What happens when we move from one cosmopolitan mindset to another? Even as Zafirah revels in the wonder of her interactions in Um Al Dunya, Mother of the World, she describes the city’s complexities, contradictions and injustices. “Cairo, with all its flaws, has offered me another view of cosmopolitanism, woven by both the universal and the particular, the material and spiritual.”
And finally, in a week when Donald Trump suggested that Gaza should be ethnically cleansed so that real estate moguls can create a “Riviera of the Middle East”, it’s appropriate that Zafirah’s story begins with Reem, a Palestinian woman who had taken a week to reach Cairo overland from northern Gaza. That the universe conspired to bring together two women from such vastly different places is, perhaps, the essential beauty of cosmopolitanism.

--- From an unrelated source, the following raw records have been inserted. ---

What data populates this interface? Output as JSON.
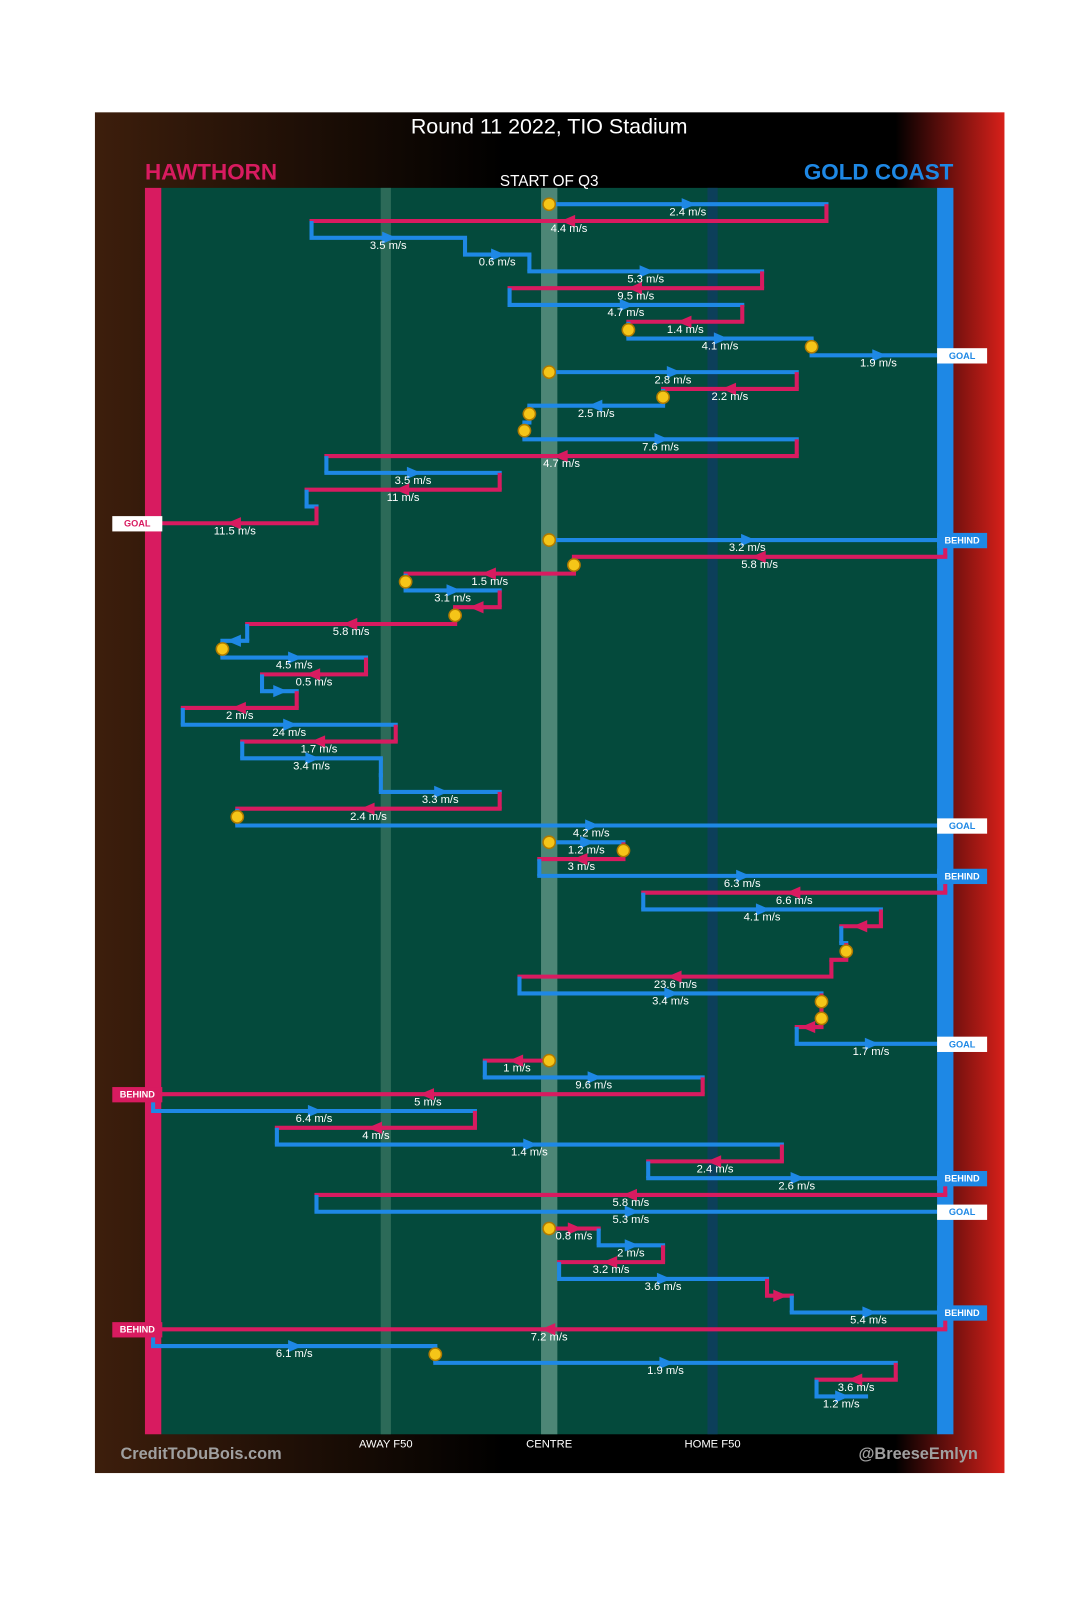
{
  "chart_data": {
    "type": "chain",
    "title": "Round 11 2022, TIO Stadium",
    "subtitle": "START OF Q3",
    "teams": [
      {
        "name": "HAWTHORN",
        "color": "#d81b60"
      },
      {
        "name": "GOLD COAST",
        "color": "#1e88e5"
      }
    ],
    "xlim": [
      0,
      160
    ],
    "zones": [
      {
        "value": 47,
        "label": "AWAY F50"
      },
      {
        "value": 80,
        "label": "CENTRE"
      },
      {
        "value": 113,
        "label": "HOME F50"
      }
    ],
    "credits": [
      "CreditToDuBois.com",
      "@BreeseEmlyn"
    ],
    "moves": [
      {
        "team": 1,
        "from": 80,
        "to": 136,
        "label": "2.4 m/s",
        "circle_start": true
      },
      {
        "team": 0,
        "from": 136,
        "to": 32,
        "label": "4.4 m/s"
      },
      {
        "team": 1,
        "from": 32,
        "to": 63,
        "label": "3.5 m/s"
      },
      {
        "team": 1,
        "from": 63,
        "to": 76,
        "label": "0.6 m/s"
      },
      {
        "team": 1,
        "from": 76,
        "to": 123,
        "label": "5.3 m/s"
      },
      {
        "team": 0,
        "from": 123,
        "to": 72,
        "label": "9.5 m/s"
      },
      {
        "team": 1,
        "from": 72,
        "to": 119,
        "label": "4.7 m/s"
      },
      {
        "team": 0,
        "from": 119,
        "to": 96,
        "label": "1.4 m/s",
        "circle_end": true
      },
      {
        "team": 1,
        "from": 96,
        "to": 133,
        "label": "4.1 m/s",
        "circle_end": true
      },
      {
        "team": 1,
        "from": 133,
        "to": 160,
        "label": "1.9 m/s",
        "outcome": "GOAL"
      },
      {
        "team": 1,
        "from": 80,
        "to": 130,
        "label": "2.8 m/s",
        "circle_start": true,
        "new_chain": true
      },
      {
        "team": 0,
        "from": 130,
        "to": 103,
        "label": "2.2 m/s",
        "circle_end": true
      },
      {
        "team": 1,
        "from": 103,
        "to": 76,
        "label": "2.5 m/s",
        "circle_end": true
      },
      {
        "team": 1,
        "from": 76,
        "to": 75,
        "label": null,
        "circle_end": true
      },
      {
        "team": 1,
        "from": 75,
        "to": 130,
        "label": "7.6 m/s"
      },
      {
        "team": 0,
        "from": 130,
        "to": 35,
        "label": "4.7 m/s"
      },
      {
        "team": 1,
        "from": 35,
        "to": 70,
        "label": "3.5 m/s"
      },
      {
        "team": 0,
        "from": 70,
        "to": 31,
        "label": "11 m/s"
      },
      {
        "team": 1,
        "from": 31,
        "to": 33,
        "label": null
      },
      {
        "team": 0,
        "from": 33,
        "to": 0,
        "label": "11.5 m/s",
        "outcome": "GOAL"
      },
      {
        "team": 1,
        "from": 80,
        "to": 160,
        "label": "3.2 m/s",
        "circle_start": true,
        "new_chain": true,
        "outcome": "BEHIND"
      },
      {
        "team": 0,
        "from": 160,
        "to": 85,
        "label": "5.8 m/s",
        "circle_end": true
      },
      {
        "team": 0,
        "from": 85,
        "to": 51,
        "label": "1.5 m/s",
        "circle_end": true
      },
      {
        "team": 1,
        "from": 51,
        "to": 70,
        "label": "3.1 m/s"
      },
      {
        "team": 0,
        "from": 70,
        "to": 61,
        "label": null,
        "circle_end": true
      },
      {
        "team": 0,
        "from": 61,
        "to": 19,
        "label": "5.8 m/s"
      },
      {
        "team": 1,
        "from": 19,
        "to": 14,
        "label": null,
        "circle_end": true
      },
      {
        "team": 1,
        "from": 14,
        "to": 43,
        "label": "4.5 m/s"
      },
      {
        "team": 0,
        "from": 43,
        "to": 22,
        "label": "0.5 m/s"
      },
      {
        "team": 1,
        "from": 22,
        "to": 29,
        "label": null
      },
      {
        "team": 0,
        "from": 29,
        "to": 6,
        "label": "2 m/s"
      },
      {
        "team": 1,
        "from": 6,
        "to": 49,
        "label": "24 m/s"
      },
      {
        "team": 0,
        "from": 49,
        "to": 18,
        "label": "1.7 m/s"
      },
      {
        "team": 1,
        "from": 18,
        "to": 46,
        "label": "3.4 m/s"
      },
      {
        "team": 1,
        "from": 46,
        "to": 46,
        "label": null
      },
      {
        "team": 1,
        "from": 46,
        "to": 70,
        "label": "3.3 m/s"
      },
      {
        "team": 0,
        "from": 70,
        "to": 17,
        "label": "2.4 m/s",
        "circle_end": true
      },
      {
        "team": 1,
        "from": 17,
        "to": 160,
        "label": "4.2 m/s",
        "outcome": "GOAL"
      },
      {
        "team": 1,
        "from": 80,
        "to": 95,
        "label": "1.2 m/s",
        "circle_start": true,
        "new_chain": true,
        "circle_end": true
      },
      {
        "team": 0,
        "from": 95,
        "to": 78,
        "label": "3 m/s"
      },
      {
        "team": 1,
        "from": 78,
        "to": 160,
        "label": "6.3 m/s",
        "outcome": "BEHIND"
      },
      {
        "team": 0,
        "from": 160,
        "to": 99,
        "label": "6.6 m/s"
      },
      {
        "team": 1,
        "from": 99,
        "to": 147,
        "label": "4.1 m/s"
      },
      {
        "team": 0,
        "from": 147,
        "to": 139,
        "label": null
      },
      {
        "team": 1,
        "from": 139,
        "to": 140,
        "label": null,
        "circle_end": true
      },
      {
        "team": 0,
        "from": 140,
        "to": 137,
        "label": null
      },
      {
        "team": 0,
        "from": 137,
        "to": 74,
        "label": "23.6 m/s"
      },
      {
        "team": 1,
        "from": 74,
        "to": 135,
        "label": "3.4 m/s",
        "circle_end": true
      },
      {
        "team": 0,
        "from": 135,
        "to": 135,
        "label": null,
        "circle_end": true
      },
      {
        "team": 0,
        "from": 135,
        "to": 130,
        "label": null
      },
      {
        "team": 1,
        "from": 130,
        "to": 160,
        "label": "1.7 m/s",
        "outcome": "GOAL"
      },
      {
        "team": 0,
        "from": 80,
        "to": 67,
        "label": "1 m/s",
        "circle_start": true,
        "new_chain": true
      },
      {
        "team": 1,
        "from": 67,
        "to": 111,
        "label": "9.6 m/s"
      },
      {
        "team": 0,
        "from": 111,
        "to": 0,
        "label": "5 m/s",
        "outcome": "BEHIND"
      },
      {
        "team": 1,
        "from": 0,
        "to": 65,
        "label": "6.4 m/s"
      },
      {
        "team": 0,
        "from": 65,
        "to": 25,
        "label": "4 m/s"
      },
      {
        "team": 1,
        "from": 25,
        "to": 127,
        "label": "1.4 m/s"
      },
      {
        "team": 0,
        "from": 127,
        "to": 100,
        "label": "2.4 m/s"
      },
      {
        "team": 1,
        "from": 100,
        "to": 160,
        "label": "2.6 m/s",
        "outcome": "BEHIND"
      },
      {
        "team": 0,
        "from": 160,
        "to": 33,
        "label": "5.8 m/s"
      },
      {
        "team": 1,
        "from": 33,
        "to": 160,
        "label": "5.3 m/s",
        "outcome": "GOAL"
      },
      {
        "team": 0,
        "from": 80,
        "to": 90,
        "label": "0.8 m/s",
        "circle_start": true,
        "new_chain": true
      },
      {
        "team": 1,
        "from": 90,
        "to": 103,
        "label": "2 m/s"
      },
      {
        "team": 0,
        "from": 103,
        "to": 82,
        "label": "3.2 m/s"
      },
      {
        "team": 1,
        "from": 82,
        "to": 124,
        "label": "3.6 m/s"
      },
      {
        "team": 0,
        "from": 124,
        "to": 129,
        "label": null
      },
      {
        "team": 1,
        "from": 129,
        "to": 160,
        "label": "5.4 m/s",
        "outcome": "BEHIND"
      },
      {
        "team": 0,
        "from": 160,
        "to": 0,
        "label": "7.2 m/s",
        "outcome": "BEHIND"
      },
      {
        "team": 1,
        "from": 0,
        "to": 57,
        "label": "6.1 m/s",
        "circle_end": true
      },
      {
        "team": 1,
        "from": 57,
        "to": 150,
        "label": "1.9 m/s"
      },
      {
        "team": 0,
        "from": 150,
        "to": 134,
        "label": "3.6 m/s"
      },
      {
        "team": 1,
        "from": 134,
        "to": 144,
        "label": "1.2 m/s"
      }
    ]
  }
}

“Why are you here?” Reem asked Zafirah. Read her essay to find out. You just might start asking yourself that same question more often.
Jom bertemu,
Sudhir
Editor-in-chief, Jom
Behind Jom’s art, with Charmaine Poh
Marie Toh, our regular postcard illustrator, has drawn a Cairo rich with references of everyday life in the mega-city. Grand mosques, Arabic typography and bright hijabs bob above the quotidian in a crowded, diverse sea of people. Marie presents us with a long exposure of a place that is too vast to contain. Yet, through her floating snapshots of the cityscape, she’s also able to create space for distinct, intimate moments for both its inhabitants and visitors.